We tested the significance of overlap of differential ATAC-seq peaks, H3.3 G34W incorporation regions and other regions of interest with publicly available genomic annotations using LOLA (v. 1.8.0)86. In the case of ATAC peaks a union of all called peaks in H3.3 WT and H3.3 MUT was used as background to test enrichments at H3.3 G34W gained and lost peaks relative to each other.
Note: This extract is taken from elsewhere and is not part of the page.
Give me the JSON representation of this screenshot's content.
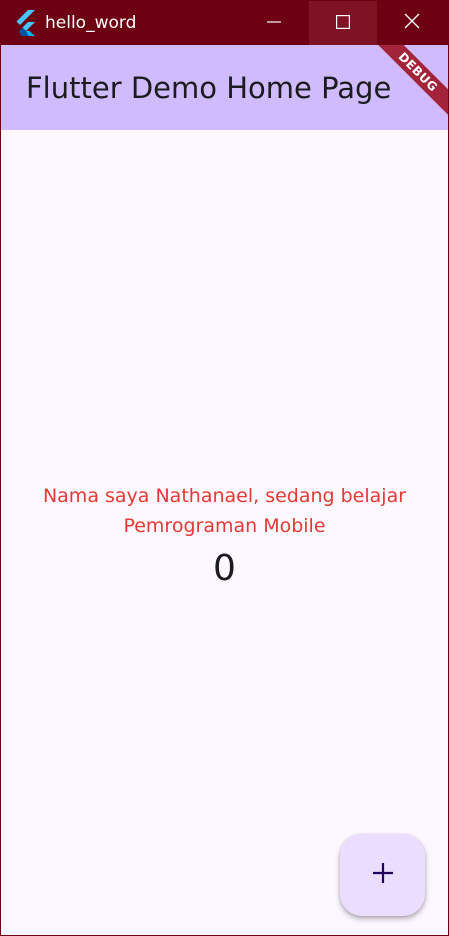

For H3.3 WT and G34W enrichment regions the background set consisted of regions called for wild-type H3.3 in H3.3 WT and H3.3 MUT groups, as well as the H3.3-G34W regions. We used the LOLA core database for most of the analyses. Enrichment of repeat elements was based on a custom LOLA database created using the UCSC Repeat Masker track (http://www.repeatmasker.org).

Gene set overrepresentation and enrichment analysis

We used gene sets from the Molecular Signatures Database v. 6.2 (MSigDB)87 to test for the overrepresentation of DEGs or genes associated with differential ATAC peaks, and the gene set enrichment analysis (GSEA) of DEGs. Overrepresentation analysis was performed with the help of R package GeneOverlap (v. 1.14.0). GSEA was performed with fgsea package (v. 1.4.1)88 using 10,000 permutations.

Reporting summary

Further information on research design is available in the Nature Research Reporting Summary linked to this article.